Red fluorescent ZnO nanoparticle grafted with polyglycerol and conjugated RGD peptide as drug delivery vehicles for efficient target cancer therapy.

In the field of modern nanomedicine, ZnO nanoparticles were considered as an emerging candidate for drug delivery because of their inherent biocompatibility and stability. However, the poor dispersibility in a physiological medium obstructed their clinic applications. In this paper, the red fluorescence ZnO nanoparticles were synthesized, using a facile chemical method of polyol in boiling trimethylene glycol (TREG) with zinc acetate. The as-synthesized ZnO nanoparticles were first time grafted with PG layer through ring-opening polymerization of glycidol (ZnO-PG). As calculated from the TGA data, the weight ratio of the grafted PG was about 68 wt%. Then, the ZnO-PG engineered to conjugate with arginine-glycine-aspartate (RGD) peptide by stepwise organic reactions.
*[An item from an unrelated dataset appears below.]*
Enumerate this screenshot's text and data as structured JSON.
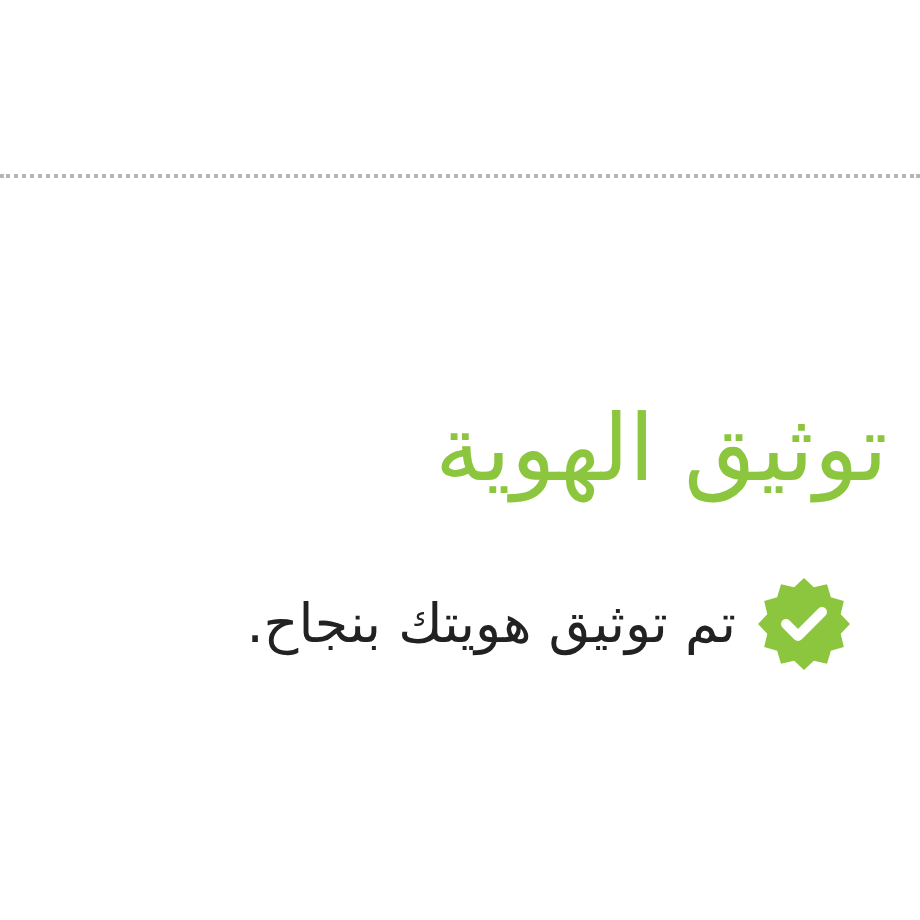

Finally, anticancer drugs Doxorubicin hydrochloride (DOX) was immobilized on ZnO-PG-RGD (approximately 21.8 ± 0.9 nm) to form ZnO-PG-RGD/DOX. The drug release percentage reaches 70.6% within 48 h under pH 5.2, which was more than 3-fold higher than that pH 7.4. The properties of ZnO nanoparticles and its derivatives were detected by power XRD, TEM, EDS, FTIR, TGA, DLS, Zeta potential and UV. The grafted PG layer not only largely enhanced the dispersibility, but also inhibited ZnO nanoparticles from the uptake by U87MG and Hela cells. In contrast, ZnO-PG-RGD was selectively taken up by U87MG, not Hela cells, demonstrating an obvious targeting property. When ZnO-PG-RGD/DOX was used, U87MG cells showed specificity damaged compared with Hela cells. Thus, functionalized ZnO nanoparticle was a promising nanomaterial in cancer theranostics.